Anonymous manuscript First World War narrative poem titled 'The Message of the King', concerning a blinded soldier who asks a doctor to kill him.

Author: 
[First World War dramatic monologue; Royal Army Medical Corps, Delhi Barracks, Tidworth, Wiltshire]
Publication details: 
[RAMC Delhi Barracks, Tidworth, Wiltshire.] Circa 1918.
£80.00
SKU: 14480

Four pages, 4to. Bifolium. Good, on lightly-aged ruled paper, with watermark 'D. K & Co. | LONDON'. Sixty-four lines, arranged in eight eight-line stanzas. Apparently unpublished. Evocative of the sensibilities of a more naive age: sincerely meant, but coming across somewhat in the style of a Stanley Holloway monologue.

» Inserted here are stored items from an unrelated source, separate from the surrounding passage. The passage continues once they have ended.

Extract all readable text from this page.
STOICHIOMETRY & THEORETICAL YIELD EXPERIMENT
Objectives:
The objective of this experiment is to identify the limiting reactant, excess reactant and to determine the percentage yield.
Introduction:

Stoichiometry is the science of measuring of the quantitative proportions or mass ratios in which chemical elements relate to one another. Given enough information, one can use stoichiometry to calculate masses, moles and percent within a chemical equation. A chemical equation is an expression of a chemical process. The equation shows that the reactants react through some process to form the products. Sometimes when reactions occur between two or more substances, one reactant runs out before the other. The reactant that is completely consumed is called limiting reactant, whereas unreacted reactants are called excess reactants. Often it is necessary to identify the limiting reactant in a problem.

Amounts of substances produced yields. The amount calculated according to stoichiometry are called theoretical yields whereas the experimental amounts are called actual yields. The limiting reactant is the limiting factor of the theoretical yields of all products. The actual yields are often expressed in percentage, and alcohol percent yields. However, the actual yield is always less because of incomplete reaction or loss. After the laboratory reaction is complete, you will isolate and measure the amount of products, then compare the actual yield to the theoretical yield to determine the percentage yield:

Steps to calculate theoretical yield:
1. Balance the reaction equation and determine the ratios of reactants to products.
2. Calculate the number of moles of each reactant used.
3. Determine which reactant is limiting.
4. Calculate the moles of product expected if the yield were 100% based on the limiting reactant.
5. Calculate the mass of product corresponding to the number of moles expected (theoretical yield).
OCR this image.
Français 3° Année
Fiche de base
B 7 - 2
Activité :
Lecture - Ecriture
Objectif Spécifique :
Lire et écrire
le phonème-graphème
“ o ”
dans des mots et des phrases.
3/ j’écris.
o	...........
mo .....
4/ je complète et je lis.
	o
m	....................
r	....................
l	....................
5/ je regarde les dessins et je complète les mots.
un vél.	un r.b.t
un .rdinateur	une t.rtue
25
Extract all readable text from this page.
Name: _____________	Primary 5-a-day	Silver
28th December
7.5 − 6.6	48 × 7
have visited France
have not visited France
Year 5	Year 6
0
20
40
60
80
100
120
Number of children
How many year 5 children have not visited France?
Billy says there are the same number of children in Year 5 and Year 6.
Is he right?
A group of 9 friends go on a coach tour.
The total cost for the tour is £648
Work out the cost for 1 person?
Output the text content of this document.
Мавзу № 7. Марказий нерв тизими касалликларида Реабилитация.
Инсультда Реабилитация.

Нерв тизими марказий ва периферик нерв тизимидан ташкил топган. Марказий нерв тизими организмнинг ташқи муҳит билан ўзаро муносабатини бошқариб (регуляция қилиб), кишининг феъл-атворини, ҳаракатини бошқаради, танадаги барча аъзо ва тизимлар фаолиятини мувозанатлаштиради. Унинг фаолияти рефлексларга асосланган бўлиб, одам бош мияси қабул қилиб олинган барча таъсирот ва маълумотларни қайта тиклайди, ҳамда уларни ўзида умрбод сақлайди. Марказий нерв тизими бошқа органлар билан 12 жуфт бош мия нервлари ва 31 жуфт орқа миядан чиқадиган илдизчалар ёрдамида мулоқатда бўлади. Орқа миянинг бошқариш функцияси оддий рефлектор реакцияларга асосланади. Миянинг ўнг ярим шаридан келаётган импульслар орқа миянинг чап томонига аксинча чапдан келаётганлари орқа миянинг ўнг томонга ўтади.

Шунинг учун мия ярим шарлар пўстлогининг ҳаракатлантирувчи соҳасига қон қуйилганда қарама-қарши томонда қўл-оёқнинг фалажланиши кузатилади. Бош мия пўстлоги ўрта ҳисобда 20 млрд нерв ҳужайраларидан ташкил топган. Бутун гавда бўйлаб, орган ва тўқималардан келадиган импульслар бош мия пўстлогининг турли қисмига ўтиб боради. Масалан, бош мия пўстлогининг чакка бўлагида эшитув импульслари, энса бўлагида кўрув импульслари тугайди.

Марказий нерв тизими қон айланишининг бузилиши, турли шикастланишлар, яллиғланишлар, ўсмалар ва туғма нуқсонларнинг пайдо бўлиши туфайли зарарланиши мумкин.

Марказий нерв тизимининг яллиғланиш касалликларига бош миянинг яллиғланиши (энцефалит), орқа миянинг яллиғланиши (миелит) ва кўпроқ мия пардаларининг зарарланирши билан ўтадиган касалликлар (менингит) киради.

First stanza: 'The hospital ward was cheerful | In spite of the suffering ones there | For each patient who lay there so helpless | Was studied and thought of with care | The doctors and nurses spoke kindly | As they went around to each bed | And the patients had learned to love them | For the things they had done and had said.' The poem proceeds with 'one of the sufferers' , who had been blinded 'during the war with the Germans' asking a nurse 'if she'd give him something | To send him to sleep till he died'. A doctor responds 'It's more than I dare do [...] I must get His Majesty's sanction'. The royal response is: 'Tell your patient to quickly recover | The king needs him although he is blind'. At this the patient makes a rapid recovery, and goes to the Palace, where he does 'little odd duties | Employing his time for the best'. The 'theme' of the poem, in the last line, is 'That the King hath need of us all.' From the papers of Captain Henry Wentworth Windsor Aubrey (c.1859-1934), M.R.C.S., L.R.C.P., who was stationed at R.A.M.C. Delhi Barracks, Tidworth, Wiltshire, during the Great War.